Escrito por: Diana Iglesias Aguilar
Se siente el susurro del miedo en medio de la noche, y la rabia del agua que baja con fuerzas por un cauce estrecho y cansado que se va ensanchando de forma muy brusca.
Al salir el sol el panorama es desolador de un lado y otro del río Jiguaní (río de oro en lengua aborigen), quedan las marcas de la ira (de Dios o la naturaleza). Miles de desechos hechos jirones penden de las ramas doblegadas por el agua, de las raíces descubiertas por la corriente, de los más insospechados objetos removidos desde el cimiento y arrojados decenas de metros más allá de dónde un día fueron útiles.
El llanto no aflora, es mucho el impacto. Hay lodo, fetidez, muebles inflados, colchones enchumbados en el agua pútrida que ningún sol habrá de curar.
Pero lo peor es la gente: callada, cabizbaja, con dolores. Si hablan es para suspirar la desesperanza. ¡Esto en estos tiempos! Se repite una y otra vez.
Muchos perdieron algunas cosas: otros ¡todo! No hay diferencia, el sentimiento de desamparo, de incertidumbre, de orfandad no puede medirse en una pesa. Una mujer llora y me abraza, ella trata de salvar la memoria de la familia, fotos, libros, recortes salen a la acera a solearse.
Un grupo de hermanos de fe se abrazan y baten el lodo que inundó la vivienda más vulnerable. Los convoca el amor por su semejante. Tampoco lloran, sus manos no descansan. Uno dice que se quiebra y otros lo besan.

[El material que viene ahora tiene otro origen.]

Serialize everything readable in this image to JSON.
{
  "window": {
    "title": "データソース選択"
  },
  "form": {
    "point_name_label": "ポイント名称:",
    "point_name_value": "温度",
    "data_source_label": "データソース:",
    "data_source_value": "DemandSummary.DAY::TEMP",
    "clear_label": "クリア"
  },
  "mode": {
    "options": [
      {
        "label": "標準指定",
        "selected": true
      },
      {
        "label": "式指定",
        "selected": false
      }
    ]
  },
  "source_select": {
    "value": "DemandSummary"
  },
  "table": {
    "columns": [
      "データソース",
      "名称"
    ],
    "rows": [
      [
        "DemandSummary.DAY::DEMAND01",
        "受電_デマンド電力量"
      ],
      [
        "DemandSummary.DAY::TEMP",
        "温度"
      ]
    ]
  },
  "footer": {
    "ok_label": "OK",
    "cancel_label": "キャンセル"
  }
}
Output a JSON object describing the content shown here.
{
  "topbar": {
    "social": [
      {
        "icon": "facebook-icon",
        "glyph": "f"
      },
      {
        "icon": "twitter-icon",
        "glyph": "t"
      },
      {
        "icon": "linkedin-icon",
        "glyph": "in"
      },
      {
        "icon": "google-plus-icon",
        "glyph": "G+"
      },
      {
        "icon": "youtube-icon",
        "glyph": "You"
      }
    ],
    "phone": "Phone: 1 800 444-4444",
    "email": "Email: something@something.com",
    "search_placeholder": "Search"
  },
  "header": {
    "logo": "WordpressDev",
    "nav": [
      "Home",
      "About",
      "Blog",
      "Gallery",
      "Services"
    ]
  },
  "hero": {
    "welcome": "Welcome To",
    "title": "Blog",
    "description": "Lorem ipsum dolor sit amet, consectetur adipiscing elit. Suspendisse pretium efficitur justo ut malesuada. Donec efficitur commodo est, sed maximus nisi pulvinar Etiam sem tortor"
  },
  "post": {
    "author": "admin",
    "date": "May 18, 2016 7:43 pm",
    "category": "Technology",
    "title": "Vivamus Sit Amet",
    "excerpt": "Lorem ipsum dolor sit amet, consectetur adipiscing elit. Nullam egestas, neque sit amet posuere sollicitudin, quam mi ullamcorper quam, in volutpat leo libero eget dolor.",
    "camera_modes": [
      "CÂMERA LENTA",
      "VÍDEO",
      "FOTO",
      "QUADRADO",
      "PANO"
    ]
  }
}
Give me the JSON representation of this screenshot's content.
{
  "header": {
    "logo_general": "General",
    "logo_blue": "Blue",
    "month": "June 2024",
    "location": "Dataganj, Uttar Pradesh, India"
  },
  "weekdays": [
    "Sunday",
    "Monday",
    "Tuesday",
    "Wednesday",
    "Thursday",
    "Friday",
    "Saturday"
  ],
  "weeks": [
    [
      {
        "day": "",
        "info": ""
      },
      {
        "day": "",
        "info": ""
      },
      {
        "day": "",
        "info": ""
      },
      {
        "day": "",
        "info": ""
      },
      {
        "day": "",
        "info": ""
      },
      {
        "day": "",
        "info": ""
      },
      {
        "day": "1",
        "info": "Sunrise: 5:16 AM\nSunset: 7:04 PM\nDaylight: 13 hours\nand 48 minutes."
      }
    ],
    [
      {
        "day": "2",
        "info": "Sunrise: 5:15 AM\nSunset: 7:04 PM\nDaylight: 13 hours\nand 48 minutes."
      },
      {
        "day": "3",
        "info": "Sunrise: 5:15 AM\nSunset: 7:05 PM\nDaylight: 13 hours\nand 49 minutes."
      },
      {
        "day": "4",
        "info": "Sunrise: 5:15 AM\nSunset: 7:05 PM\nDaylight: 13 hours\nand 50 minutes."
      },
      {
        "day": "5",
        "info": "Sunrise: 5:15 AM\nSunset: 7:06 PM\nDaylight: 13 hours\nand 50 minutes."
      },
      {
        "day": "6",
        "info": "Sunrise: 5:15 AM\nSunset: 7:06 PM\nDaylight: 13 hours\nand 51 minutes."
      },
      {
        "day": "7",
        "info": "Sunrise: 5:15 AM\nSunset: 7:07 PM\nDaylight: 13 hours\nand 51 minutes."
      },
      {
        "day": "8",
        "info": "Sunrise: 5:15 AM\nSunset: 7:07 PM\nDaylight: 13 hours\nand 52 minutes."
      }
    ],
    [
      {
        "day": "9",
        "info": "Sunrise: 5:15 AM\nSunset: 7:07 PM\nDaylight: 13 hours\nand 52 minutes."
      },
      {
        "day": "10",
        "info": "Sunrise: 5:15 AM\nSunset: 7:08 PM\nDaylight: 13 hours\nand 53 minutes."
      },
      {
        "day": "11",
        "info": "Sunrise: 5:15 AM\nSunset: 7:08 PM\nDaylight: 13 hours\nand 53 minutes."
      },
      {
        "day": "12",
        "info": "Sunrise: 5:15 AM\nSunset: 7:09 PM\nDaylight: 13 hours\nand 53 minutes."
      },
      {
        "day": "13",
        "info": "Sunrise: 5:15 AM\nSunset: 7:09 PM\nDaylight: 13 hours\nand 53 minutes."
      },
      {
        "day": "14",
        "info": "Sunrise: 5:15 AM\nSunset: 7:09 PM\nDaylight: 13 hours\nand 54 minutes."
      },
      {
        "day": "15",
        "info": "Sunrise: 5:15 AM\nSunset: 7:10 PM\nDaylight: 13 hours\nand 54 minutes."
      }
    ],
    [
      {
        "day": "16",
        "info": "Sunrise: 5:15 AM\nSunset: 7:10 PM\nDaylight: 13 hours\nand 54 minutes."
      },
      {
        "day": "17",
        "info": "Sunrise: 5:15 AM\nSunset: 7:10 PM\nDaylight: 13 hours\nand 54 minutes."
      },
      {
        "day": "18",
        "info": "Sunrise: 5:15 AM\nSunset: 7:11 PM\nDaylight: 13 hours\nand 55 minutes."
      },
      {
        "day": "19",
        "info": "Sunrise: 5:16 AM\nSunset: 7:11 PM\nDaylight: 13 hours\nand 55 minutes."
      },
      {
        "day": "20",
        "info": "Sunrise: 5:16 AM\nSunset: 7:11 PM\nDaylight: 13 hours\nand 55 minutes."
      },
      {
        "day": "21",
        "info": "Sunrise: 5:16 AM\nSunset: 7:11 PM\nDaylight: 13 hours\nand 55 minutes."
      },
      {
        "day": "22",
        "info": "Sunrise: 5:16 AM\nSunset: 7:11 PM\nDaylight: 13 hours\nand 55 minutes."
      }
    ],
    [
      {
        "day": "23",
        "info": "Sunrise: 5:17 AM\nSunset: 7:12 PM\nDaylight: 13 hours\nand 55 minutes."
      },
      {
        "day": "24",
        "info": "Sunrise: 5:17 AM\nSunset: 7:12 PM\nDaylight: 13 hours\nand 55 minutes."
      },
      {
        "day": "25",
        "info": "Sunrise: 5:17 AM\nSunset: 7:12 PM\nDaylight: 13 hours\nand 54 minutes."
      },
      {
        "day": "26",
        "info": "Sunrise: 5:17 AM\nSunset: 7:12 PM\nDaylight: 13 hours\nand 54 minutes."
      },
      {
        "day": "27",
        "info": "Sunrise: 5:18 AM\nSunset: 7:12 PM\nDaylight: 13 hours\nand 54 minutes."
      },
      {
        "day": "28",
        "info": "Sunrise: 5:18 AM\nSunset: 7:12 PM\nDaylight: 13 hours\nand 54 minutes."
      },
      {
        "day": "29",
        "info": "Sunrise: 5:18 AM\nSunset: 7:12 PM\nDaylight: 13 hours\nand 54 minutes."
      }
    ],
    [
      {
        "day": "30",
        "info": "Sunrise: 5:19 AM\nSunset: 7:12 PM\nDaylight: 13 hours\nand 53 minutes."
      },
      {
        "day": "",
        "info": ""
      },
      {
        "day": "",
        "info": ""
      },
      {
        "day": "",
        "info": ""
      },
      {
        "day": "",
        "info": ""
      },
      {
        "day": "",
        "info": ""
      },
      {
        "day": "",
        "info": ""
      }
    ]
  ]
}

Se me fue todo, me dice una mujer….cómo se verá ahora sin creyones de labios, sin la colonia que le regalaron bajo la cabeza y no imagino el mundo femenino sin color ni olor. Es una desgracia.
La madre lava la ropa, son sacos y sacos de piezas llenas de barro pestilente, las manos se pierden en el agua turbia, en el cordel ya están a salvo las toallas. Nadie ha comido hoy y es hora de almuerzo.
Hay una olla humeante allá arriba, me señalan y en una humilde morada una abuela y sus nietos aderezan un caldo con sustancias para los vecinos, lo ofrecen gratis. ¡Pruébelo! Me dicen. Está sabroso, sabe a gloria. No hay mucho dentro de esa casa, pero los corazones de esa gente son refugio para los hambrientos.
Otras manos lavan ropa ajena, vienen los amigos a ayudar. Un escritor piensa en el primer libro de su maestro y feliz de salvarlo de podrirse en el agua lo extiende a la luz: hay esperanza en la palabra.
El paseo público ha quedado limpio, allí el fantasma de la barbería. Debajo de los puentes las huellas del desastre, también escondidas en los pechos de los que no lloran y sacan los muebles al sol, cómo asomando un último rezo en la capilla sin Virgen María.